Ordnung ist das halbe Leben –

Das Phänomen der selektiven Wahrnehmung als fotografische Methode

Bachelor Projekt + Thesis

Jahr: 2018

Die meisten Menschen halten sehr viel auf ihre persönliche Meinung. Das ist auch verständlich, scheint sie doch auf unserer objektiven Beobachtung der Wirklichkeit zu beruhen. Tatsächlich filtert unser Gehirn bei der Wahrnehmung jedoch über 99% der Umweltreize nach individuellen subjektiven Ordnungskriterien aus, um angesichts der Fülle an Informationen im Alltag handlungsfähig zu bleiben.

Übrig bleibt bei dieser stark selektiven Wahrnehmung lediglich ein vereinfachter Ausschnitt der Wirklichkeit. Die entscheidende Auswahl, welche Reize wahrgenommen werden, wird dabei von uns größtenteils unbewussten Kriterien unseres Unterbewusstseins, wie verdrängten Ängsten, unserer Sozialisation oder dem Einfluss von Medien getroffen. Die Wahrnehmungsfehler, welche sich bei dieser radikalen Vereinfachung von Informationen unvermeidlich ergeben, beschreibt die Kognitionspsychologie als Stereotype und Vorurteile.

Die Arbeit „Ordnung ist das halbe Leben“ hat das Ziel, das psychologische Phänomen der selektiven Wahrnehmung zu visualisieren.
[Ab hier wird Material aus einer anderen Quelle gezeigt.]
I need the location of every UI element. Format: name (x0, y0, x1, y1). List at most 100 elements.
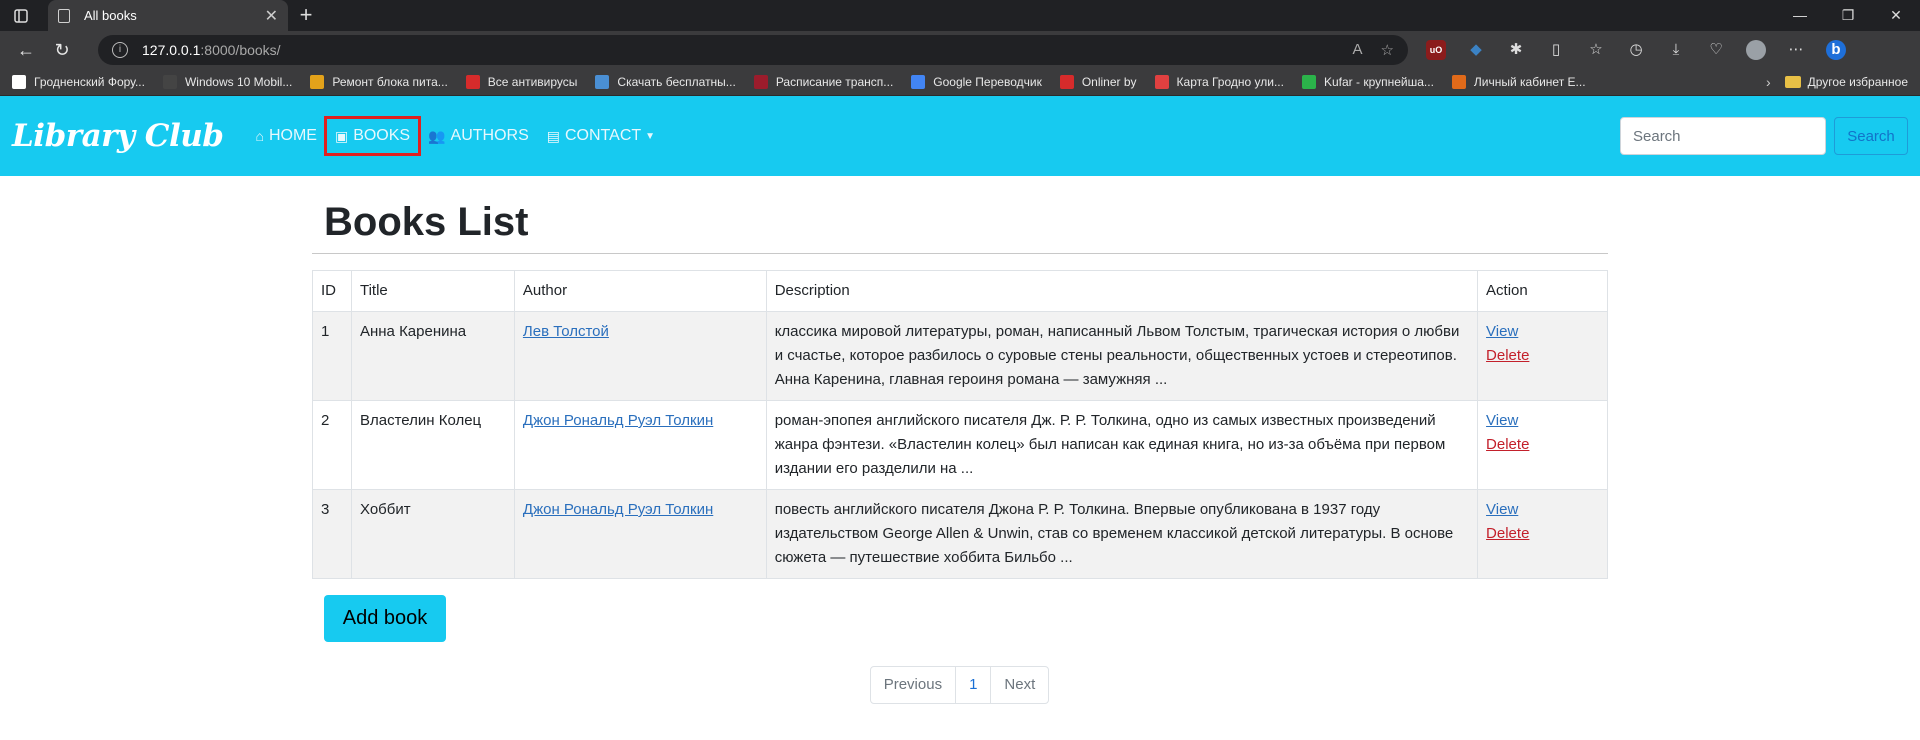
ublock-extension-icon[interactable]: uO (1426, 40, 1446, 60)
shield-extension-icon[interactable]: ◆ (1466, 40, 1486, 60)
bookmarks-bar: Гродненский Фору... Windows 10 Mobil... Ре… (0, 69, 1920, 96)
bookmark-label: Скачать бесплатны... (617, 75, 736, 89)
history-icon[interactable]: ◷ (1626, 40, 1646, 60)
table-row: 1 Анна Каренина Лев Толстой классика мир… (312, 311, 1608, 401)
other-bookmarks-label: Другое избранное (1807, 75, 1908, 89)
tab-title: All books (84, 8, 137, 23)
bookmark-item[interactable]: Windows 10 Mobil... (162, 75, 292, 89)
back-button[interactable]: ← (8, 40, 44, 61)
tab-actions-button[interactable] (0, 0, 42, 31)
table-row: 3 Хоббит Джон Рональд Руэл Толкин повест… (312, 489, 1608, 579)
bookmark-item[interactable]: Расписание трансп... (753, 75, 894, 89)
bookmark-label: Расписание трансп... (775, 75, 894, 89)
nav-books[interactable]: ▣ BOOKS (323, 116, 422, 156)
read-aloud-icon[interactable]: A (1353, 41, 1363, 59)
author-link[interactable]: Джон Рональд Руэл Толкин (523, 501, 713, 518)
bookmark-item[interactable]: Скачать бесплатны... (595, 75, 736, 89)
new-tab-button[interactable]: + (288, 0, 324, 31)
view-link[interactable]: View (1486, 323, 1518, 340)
cell-author: Джон Рональд Руэл Толкин (513, 489, 767, 579)
minimize-button[interactable]: — (1776, 0, 1824, 31)
cell-author: Лев Толстой (513, 311, 767, 401)
bing-copilot-icon[interactable]: b (1826, 40, 1846, 60)
browser-tab[interactable]: All books ✕ (48, 0, 288, 31)
delete-link[interactable]: Delete (1486, 525, 1529, 542)
bookmark-item[interactable]: Карта Гродно ули... (1154, 75, 1284, 89)
view-link[interactable]: View (1486, 412, 1518, 429)
bookmark-label: Личный кабинет E... (1473, 75, 1586, 89)
table-row: 2 Властелин Колец Джон Рональд Руэл Толк… (312, 400, 1608, 490)
refresh-button[interactable]: ↻ (44, 40, 80, 61)
bookmark-item[interactable]: Ремонт блока пита... (310, 75, 448, 89)
bookmark-favicon-icon (162, 75, 177, 89)
home-icon: ⌂ (255, 128, 264, 144)
bookmark-label: Google Переводчик (933, 75, 1042, 89)
cell-description: классика мировой литературы, роман, напи… (765, 311, 1479, 401)
nav-home[interactable]: ⌂ HOME (247, 119, 324, 153)
column-header-action: Action (1477, 270, 1608, 312)
bookmark-item[interactable]: Kufar - крупнейша... (1301, 75, 1434, 89)
cell-title: Хоббит (350, 489, 515, 579)
bookmark-item[interactable]: Все антивирусы (465, 75, 577, 89)
close-window-button[interactable]: ✕ (1872, 0, 1920, 31)
cell-description: роман-эпопея английского писателя Дж. Р.… (765, 400, 1479, 490)
nav-contact-dropdown[interactable]: ▤ CONTACT ▼ (539, 119, 663, 153)
bookmarks-more-icon[interactable]: › (1766, 74, 1771, 90)
bookmark-label: Onliner by (1081, 75, 1137, 89)
books-table: ID Title Author Description Action 1 Анн… (312, 270, 1608, 579)
cell-actions: View Delete (1477, 311, 1608, 401)
favorites-icon[interactable]: ☆ (1586, 40, 1606, 60)
close-tab-icon[interactable]: ✕ (265, 6, 278, 26)
url-field[interactable]: i 127.0.0.1:8000/books/ A ☆ (98, 35, 1408, 65)
brand-logo[interactable]: Library Club (12, 118, 224, 154)
nav-books-label: BOOKS (353, 127, 411, 144)
add-book-button[interactable]: Add book (324, 595, 446, 642)
search-button[interactable]: Search (1834, 117, 1908, 155)
bookmark-favicon-icon (911, 75, 926, 89)
downloads-icon[interactable]: ⤓ (1666, 40, 1686, 60)
address-bar: ← ↻ i 127.0.0.1:8000/books/ A ☆ uO ◆ ✱ ▯… (0, 31, 1920, 69)
site-info-icon[interactable]: i (112, 42, 128, 58)
pagination-next[interactable]: Next (990, 666, 1050, 704)
bookmark-item[interactable]: Onliner by (1059, 75, 1137, 89)
author-link[interactable]: Лев Толстой (523, 323, 609, 340)
caret-down-icon: ▼ (645, 130, 656, 142)
url-host: 127.0.0.1 (142, 42, 201, 58)
pagination-previous[interactable]: Previous (869, 666, 957, 704)
page-title: Books List (312, 176, 1608, 254)
bookmark-item[interactable]: Гродненский Фору... (12, 75, 145, 89)
cell-actions: View Delete (1477, 489, 1608, 579)
performance-icon[interactable]: ♡ (1706, 40, 1726, 60)
restore-button[interactable]: ❐ (1824, 0, 1872, 31)
pagination-page-current[interactable]: 1 (955, 666, 992, 704)
more-menu-icon[interactable]: ⋯ (1786, 40, 1806, 60)
nav-home-label: HOME (268, 127, 317, 144)
cell-author: Джон Рональд Руэл Толкин (513, 400, 767, 490)
cell-id: 1 (312, 311, 352, 401)
table-header-row: ID Title Author Description Action (312, 270, 1608, 312)
view-link[interactable]: View (1486, 501, 1518, 518)
other-bookmarks-folder[interactable]: Другое избранное (1784, 75, 1908, 89)
cell-id: 3 (312, 489, 352, 579)
window-controls: — ❐ ✕ (1776, 0, 1920, 31)
bookmark-favicon-icon (1301, 75, 1316, 89)
author-link[interactable]: Джон Рональд Руэл Толкин (523, 412, 713, 429)
browser-tab-bar: All books ✕ + — ❐ ✕ (0, 0, 1920, 31)
bookmark-label: Карта Гродно ули... (1176, 75, 1284, 89)
nav-authors[interactable]: 👥 AUTHORS (420, 119, 537, 153)
bookmark-item[interactable]: Личный кабинет E... (1451, 75, 1586, 89)
bookmark-favicon-icon (595, 75, 610, 89)
column-header-description: Description (765, 270, 1479, 312)
extensions-icon[interactable]: ✱ (1506, 40, 1526, 60)
delete-link[interactable]: Delete (1486, 347, 1529, 364)
split-screen-icon[interactable]: ▯ (1546, 40, 1566, 60)
profile-avatar[interactable] (1746, 40, 1766, 60)
delete-link[interactable]: Delete (1486, 436, 1529, 453)
pagination: Previous 1 Next (312, 666, 1608, 704)
bookmark-item[interactable]: Google Переводчик (911, 75, 1042, 89)
favorite-star-icon[interactable]: ☆ (1381, 41, 1394, 59)
column-header-author: Author (513, 270, 767, 312)
main-content: Books List ID Title Author Description A… (312, 176, 1608, 704)
search-form: Search (1620, 117, 1908, 155)
search-input[interactable] (1620, 117, 1826, 155)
Dabei soll ein Bewusstsein für die Fehlleistungen des Gehirns geschaffen werden, um unbewusste Vorurteile im Alltag stärker zu hinterfragen.
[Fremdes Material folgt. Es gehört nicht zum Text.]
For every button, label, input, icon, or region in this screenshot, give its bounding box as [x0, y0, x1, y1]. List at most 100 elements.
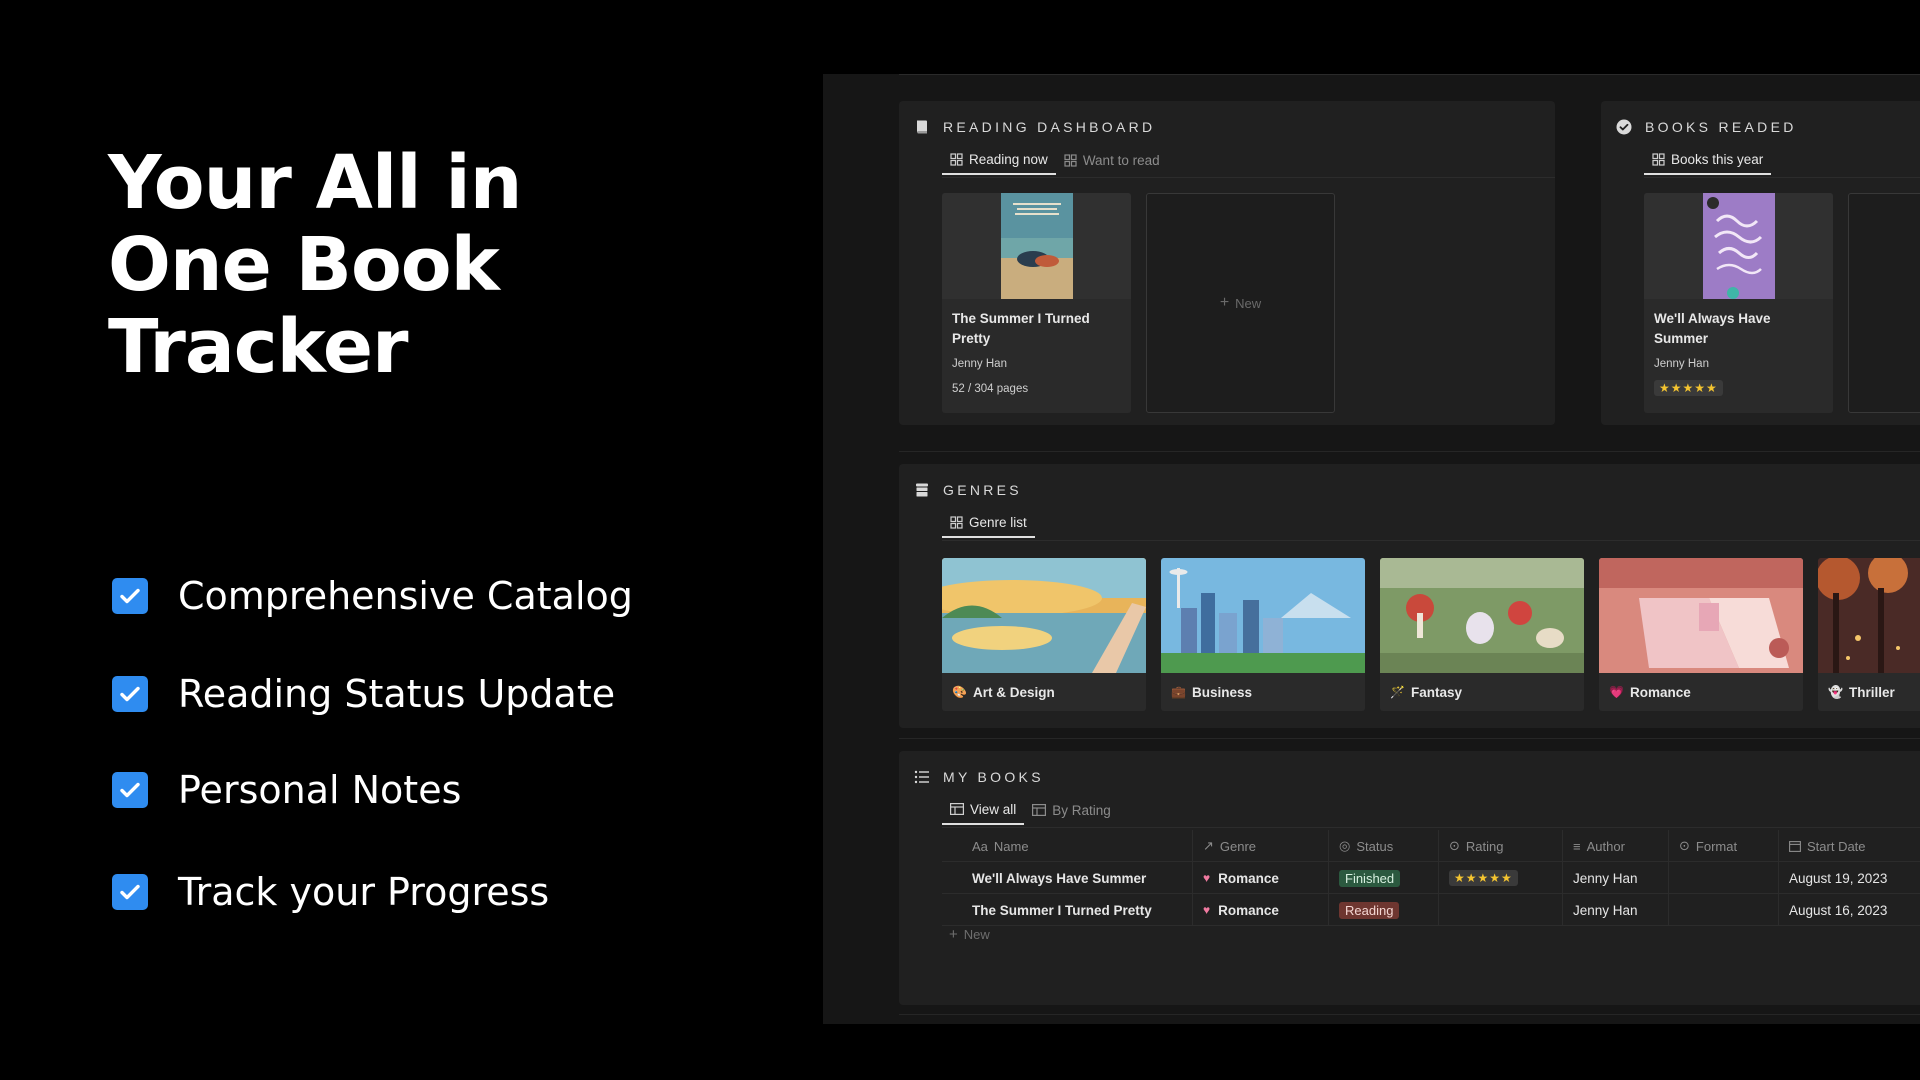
heart-icon: ♥: [1203, 903, 1211, 917]
feature-label: Comprehensive Catalog: [178, 574, 633, 618]
divider: [899, 738, 1920, 739]
rating-stars: ★★★★★: [1449, 870, 1518, 886]
tab-books-this-year[interactable]: Books this year: [1644, 145, 1772, 175]
plus-icon: +: [949, 926, 958, 943]
genre-label: Fantasy: [1410, 684, 1462, 700]
column-header-status[interactable]: ◎ Status: [1328, 830, 1438, 862]
palette-icon: 🎨: [952, 685, 967, 699]
cell-genre[interactable]: ♥ Romance: [1192, 894, 1328, 926]
calendar-icon: [1789, 840, 1801, 852]
status-badge: Finished: [1339, 869, 1401, 887]
new-card-button[interactable]: [1848, 193, 1920, 413]
cell-genre[interactable]: ♥ Romance: [1192, 862, 1328, 894]
feature-label: Track your Progress: [178, 870, 550, 914]
genre-label: Art & Design: [972, 684, 1055, 700]
tab-view-all[interactable]: View all: [942, 795, 1025, 825]
cell-rating[interactable]: [1438, 894, 1562, 926]
cell-start-date[interactable]: August 19, 2023: [1778, 862, 1920, 894]
book-cover-image: [1702, 193, 1775, 299]
genre-card-thriller[interactable]: 👻 Thriller: [1818, 558, 1920, 711]
divider: [899, 74, 1920, 75]
book-card[interactable]: The Summer I Turned Pretty Jenny Han 52 …: [942, 193, 1131, 413]
tab-label: Reading now: [969, 151, 1048, 167]
book-author: Jenny Han: [1654, 358, 1709, 370]
book-author: Jenny Han: [952, 358, 1007, 370]
tab-label: Books this year: [1671, 151, 1764, 167]
column-header-author[interactable]: ≡ Author: [1562, 830, 1668, 862]
cell-rating[interactable]: ★★★★★: [1438, 862, 1562, 894]
cell-name[interactable]: We'll Always Have Summer: [942, 862, 1192, 894]
cell-author[interactable]: Jenny Han: [1562, 862, 1668, 894]
genre-label: Romance: [1629, 684, 1691, 700]
genres-block: GENRES Genre list 🎨 Art & Design 💼 Busin…: [899, 464, 1920, 728]
block-header: MY BOOKS: [913, 768, 1044, 786]
new-row-button[interactable]: + New: [949, 926, 990, 943]
table-icon: [1032, 804, 1047, 816]
tab-want-to-read[interactable]: Want to read: [1056, 145, 1168, 175]
genre-image: [942, 558, 1146, 673]
genre-image: [1380, 558, 1584, 673]
genre-card-business[interactable]: 💼 Business: [1161, 558, 1365, 711]
book-card[interactable]: We'll Always Have Summer Jenny Han ★★★★★: [1644, 193, 1833, 413]
cell-status[interactable]: Finished: [1328, 862, 1438, 894]
column-label: Format: [1695, 838, 1738, 854]
tab-by-rating[interactable]: By Rating: [1024, 795, 1119, 825]
column-label: Name: [993, 838, 1029, 854]
column-header-rating[interactable]: ⊙ Rating: [1438, 830, 1562, 862]
cell-author[interactable]: Jenny Han: [1562, 894, 1668, 926]
plus-icon: +: [1219, 294, 1230, 311]
book-icon: [913, 118, 931, 136]
magic-wand-icon: 🪄: [1390, 685, 1405, 699]
block-title: MY BOOKS: [943, 769, 1044, 785]
table-row[interactable]: We'll Always Have Summer ♥ Romance Finish…: [942, 862, 1920, 894]
check-circle-icon: [1615, 118, 1633, 136]
column-header-genre[interactable]: ↗ Genre: [1192, 830, 1328, 862]
checkbox-checked-icon: [112, 578, 148, 614]
ghost-icon: 👻: [1828, 685, 1843, 699]
books-table: Aa Name ↗ Genre ◎ Status ⊙ Rating ≡ Author ⊙ F…: [942, 830, 1920, 926]
text-lines-icon: ≡: [1573, 838, 1581, 854]
feature-item: Personal Notes: [112, 766, 461, 814]
table-icon: [950, 803, 964, 815]
column-header-format[interactable]: ⊙ Format: [1668, 830, 1778, 862]
divider: [942, 540, 1920, 541]
book-progress: 52 / 304 pages: [952, 383, 1029, 395]
view-tabs: Genre list: [942, 508, 1035, 541]
column-header-name[interactable]: Aa Name: [942, 830, 1192, 862]
tab-label: View all: [970, 801, 1017, 817]
genre-card-romance[interactable]: 💗 Romance: [1599, 558, 1803, 711]
column-label: Status: [1356, 838, 1394, 854]
gallery-icon: [950, 515, 963, 529]
tab-label: By Rating: [1052, 802, 1111, 818]
genre-label: Business: [1191, 684, 1252, 700]
cell-name[interactable]: The Summer I Turned Pretty: [942, 894, 1192, 926]
status-badge: Reading: [1339, 901, 1400, 919]
heart-icon: 💗: [1609, 685, 1624, 699]
genre-card-fantasy[interactable]: 🪄 Fantasy: [1380, 558, 1584, 711]
column-label: Author: [1586, 838, 1625, 854]
block-header: BOOKS READED: [1615, 118, 1797, 136]
checkbox-checked-icon: [112, 874, 148, 910]
cell-start-date[interactable]: August 16, 2023: [1778, 894, 1920, 926]
tab-genre-list[interactable]: Genre list: [942, 508, 1035, 538]
cell-status[interactable]: Reading: [1328, 894, 1438, 926]
feature-label: Personal Notes: [178, 768, 462, 812]
cell-format[interactable]: [1668, 894, 1778, 926]
new-card-button[interactable]: + New: [1146, 193, 1335, 413]
book-title: The Summer I Turned Pretty: [952, 311, 1090, 346]
column-header-start-date[interactable]: Start Date: [1778, 830, 1920, 862]
genre-card-art-design[interactable]: 🎨 Art & Design: [942, 558, 1146, 711]
table-row[interactable]: The Summer I Turned Pretty ♥ Romance Read…: [942, 894, 1920, 926]
column-label: Rating: [1465, 838, 1504, 854]
checkbox-checked-icon: [112, 676, 148, 712]
text-type-icon: Aa: [972, 838, 988, 854]
select-icon: ⊙: [1449, 838, 1460, 853]
cell-format[interactable]: [1668, 862, 1778, 894]
block-title: READING DASHBOARD: [943, 119, 1156, 135]
tab-reading-now[interactable]: Reading now: [942, 145, 1056, 175]
tab-label: Genre list: [969, 514, 1027, 530]
block-title: GENRES: [943, 482, 1022, 498]
book-cover-image: [1000, 193, 1073, 299]
divider: [899, 451, 1920, 452]
genre-image: [1599, 558, 1803, 673]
Die Fotoserie stellt negative und faktisch haltlose Stereotype dar, welche in der breiten Öffentlichkeit jedoch häufig Anwendung finden. Der Betrachter wird so zunächst mit seinen unbewussten Ordnungskriterien aus dem Alltag konfrontiert und fühlt sich in diesen bestätigt. Die Titel der Bilder lösen im zweiten Schritt der Betrachtung auf, dass die gesehene Verifizierung der Stereotype nur über die Manipulation der Achse Zeit möglich ist.

  • Art Directors Club Deutschland (ADC),
    Auszeichnung 2019 in der Kategorie Fotografie
  • International Photography Awards (IPA),
    Honorable Mention in der Kategorie “Deeper Perspective”

Jedes Bild ist technisch ähnlich einer hundertfachen Mehrfachbelichtung im angegebenen Zeitraum entstanden. Alle Personen waren innerhalb dieser Zeitspanne an diesem Ort – nur nicht gleichzeitig. Die Manipulation der Zeitachse ermöglicht so das radikale amoralische Selektieren der Menschen anhand willkürlicher Ordnungsprinzipien, wie es in der menschlichen Wahrnehmung durch Stereotype geschieht. Gleichzeitig stellen die Titel der Bilder den Wahrheitsgehalt der resultierenden Bildcollagen in Frage.